Bias be damned, I truly don’t think I can recommend going to see a game at Citizens Bank Park enough. I’ve only been to maybe a third of the active ballparks in the game today, but the sheer watchability factor of any game at CBP in just about any section - on-field talent aside - has basically been unmatched for me.
One spot I hadn’t been in prior to Thursday’s home opener was in left-center, section 147, just to the side of where the players made their “Leadoff Walk” entrance onto the field through the stands. Out there, you lose a bit of warning track (I thought Maikel Franco’s triple was a home run because both ball and Lewis Brinson disappeared from view at just the right moment), but you gain an incredible view of pitch movement and, with varying parallax, the strike zone. If you like paying entirely too much attention to things that aren’t Gabe Kapler’s managerial moves, it’s a tremendous spot to sit in for a live game.

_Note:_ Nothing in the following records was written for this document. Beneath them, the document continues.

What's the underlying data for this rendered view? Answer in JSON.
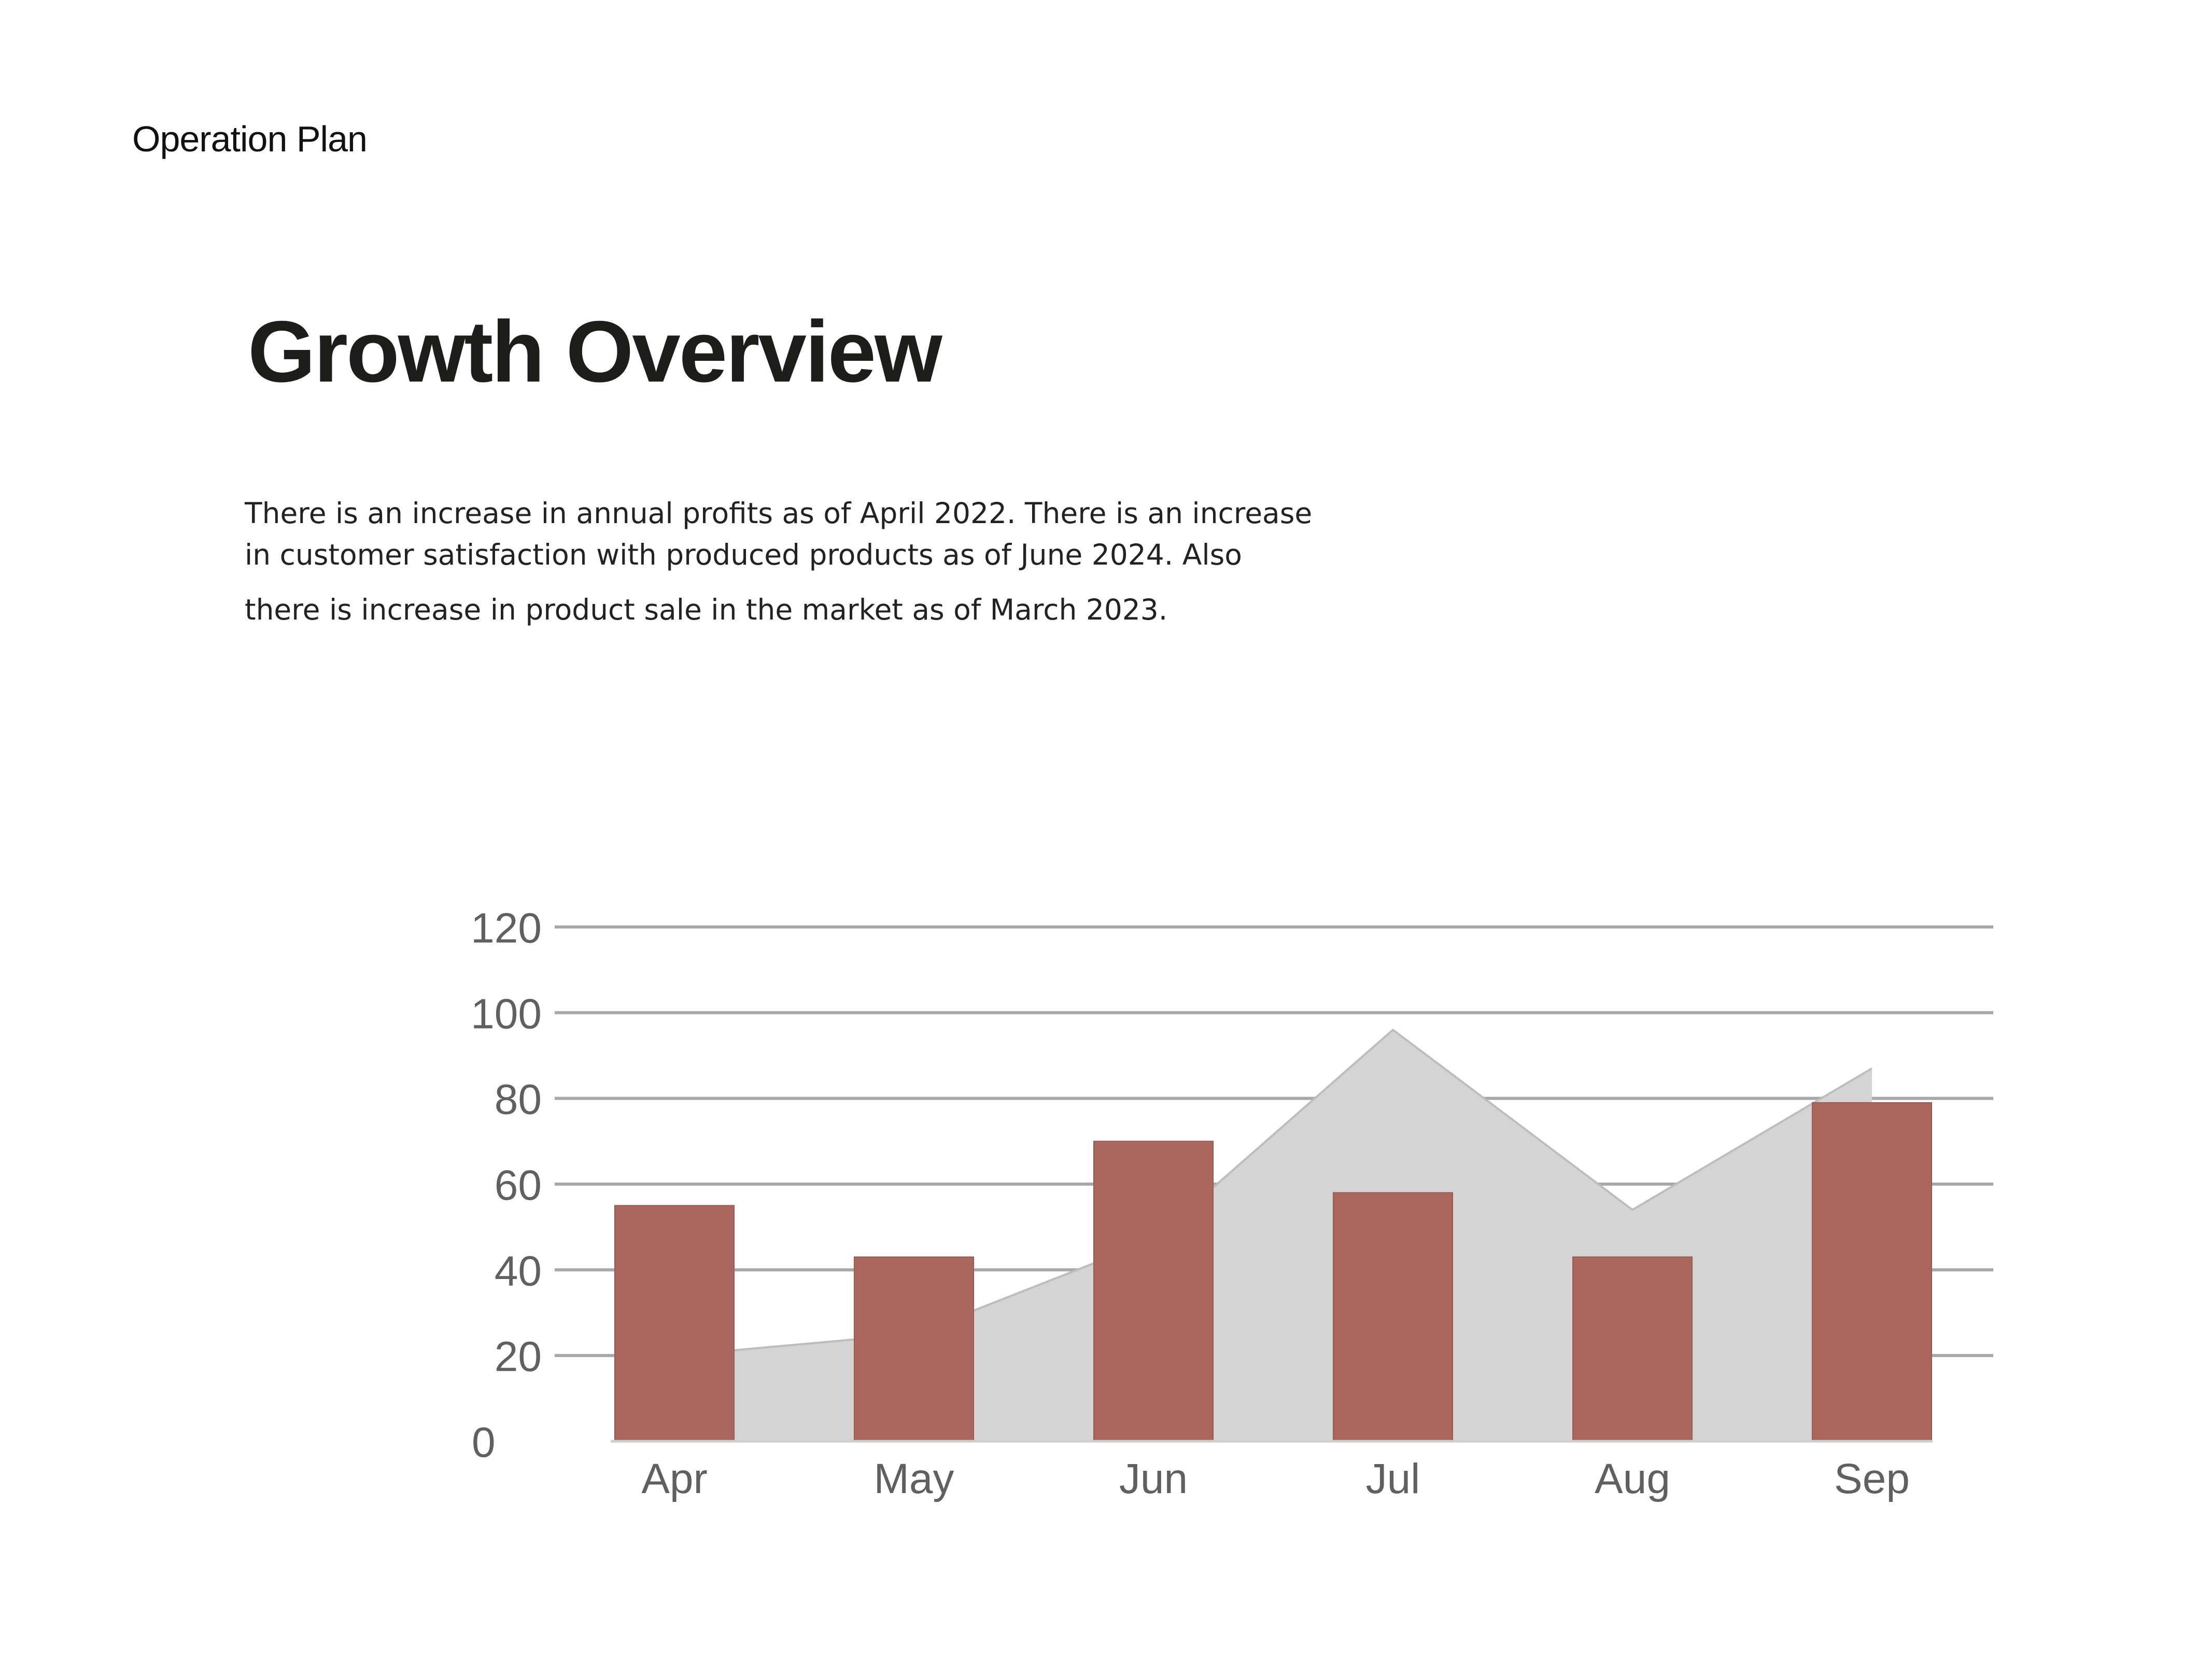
{
  "page": {
    "header_label": "Operation Plan",
    "title": "Growth Overview",
    "description_lines": [
      "There is an increase in annual profits as of April 2022. There is an increase",
      "in customer satisfaction with produced products as of June 2024. Also",
      "there is increase in product sale in the market as of March 2023."
    ]
  },
  "chart_data": {
    "type": "bar",
    "categories": [
      "Apr",
      "May",
      "Jun",
      "Jul",
      "Aug",
      "Sep"
    ],
    "series": [
      {
        "type": "area",
        "values": [
          20,
          25,
          47,
          96,
          54,
          87
        ],
        "color": "#d4d4d4"
      },
      {
        "type": "bar",
        "values": [
          55,
          43,
          70,
          58,
          43,
          79
        ],
        "color": "#ab675f"
      }
    ],
    "title": "",
    "xlabel": "",
    "ylabel": "",
    "ylim": [
      0,
      120
    ],
    "yticks": [
      0,
      20,
      40,
      60,
      80,
      100,
      120
    ],
    "grid": true,
    "legend": "none"
  }
}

One alarmingly positive thing I was able to key in on from that spot was how good Nick Pivetta’s curveball and slider looked throughout his start. You were probably able to get a good idea of that from the broadcast, too, I’m sure, but something about the angle I had made it seem like the benders were capital-e Extra that day. As it turns out, that improvement really might’ve been more than visually apparent, and that could mean more good things ahead for Pivetta and the Phils.
In all, Pivetta threw 97 pitches Thursday, with 66 going for strikes (including 15 whiffs, which matched a career high). Nearly half (44, to be exact) were curveballs (23) or sliders (21), and those did a lot of damage: 11 combined whiffs! Here’s a visual breakdown of Pivetta used each of his three pitches Thursday, and the outcomes for each:
One expected trend immediately stands out: The breaking balls often came out when Pivetta was ahead in the count or on the verge of a strikeout. What’s more, Derek Dietrich and Justin Bour - the left-handed Marlins batters who saw action against Pivetta Thursday - faced down precisely zero sliders, likely because Pivetta’s slider acts more like a cutter than a wipeout. Or, at least, it has in the past.
To that first point, even if it was (potentially) closer to the forefront of Miami hitters’ minds that a curve or slider was coming as their count hit two strikes, they were still unable to do anything about it. Take, for one example, the biggest strikeout of the nine Pivetta racked up on the day: A swinging K of Cameron Maybin, the tying run at the plate in the fourth, with runners on second and third after consecutive two-out hits.
Not the prettiest curve Pivetta threw by a long shot, even if it ultimately still nibbled the zone - he misses Alfaro’s spot to the opposite edge of the plate - but the depth is essentially perfect. At its apex, the pitch is at the numbers; as it crosses the plate, it’s just below Maybin’s knees; as Alfaro snags it, it’s barely above the dirt. Maybin’s ready for it and his swing is geared for it, but he still can’t make contact. Inning over, threat extinguished.
A couple weeks back, I took a quick look at the curve characteristics of Jake Arrieta, Jerad Eickhoff and Aaron Nola. I cruised over Pivetta, mostly because the measurement of his curveball simply didn’t seem to stand out. Well, if the early returns are any indicator or precursor, that’s about to change.
That, in line graph form, depicts an extra 5.2 inches of vertical movement on top of 2017’s average curveball drop, and nearly 4 inches of added vertical drop to Pivetta’s slider, making it function more like a slurve than the previously-thought cutter.
For the sake of comparison, here is Pivetta’s first career strikeout from April 2017, also on a curveball to the third base side of the plate.
Both of the above curves register at 79 MPH, and though the difference doesn’t immediately stand out, it sure does look like the curve that strikes out Adrian Gonzalez at Dodger Stadium has a lower apex than the one from Thursday. Could be confirmation bias, but I think the difference is borderline apparent, visually, in real-time, which is fairly significant!
There’s another potential change happening behind the scenes that may also be a result of this apparent breaking ball improvement. Through two starts and 170 pitches, Pivetta has yet to throw a changeup, making him a three-pitch pitcher at the moment. His change didn’t grade out particularly well in 2017, so it’s possible the pitch has been demoted to “show-me” status. If these enhancements of the curveball and slider are real and repeatable, and the fastball stays at a heavy 94-96, he won’t need to lean on that fourth pitch so much after all.
The club has believed in Pivetta throughout his time in the organization, even as he languished through a 2017 season of six-plus ERA and too many homers. This early two-start sample - helped in large part by Thursday, of course - has yielded zero home runs and twelve strikeouts to two walks, along with overall weaker batted ball contact that nonetheless still has hitters sporting a .375 BABIP against him. Too early to get too excited? Maybe. But the potential that Pivetta’s believers both inside the organization and out have touted and stood for may, hopefully, be nearing the breakout stage. His next few starts - likely against the Reds at home, then at the Rays or Braves, then home against the Pirates - will tell us a lot more about just how much more we should get our hopes up.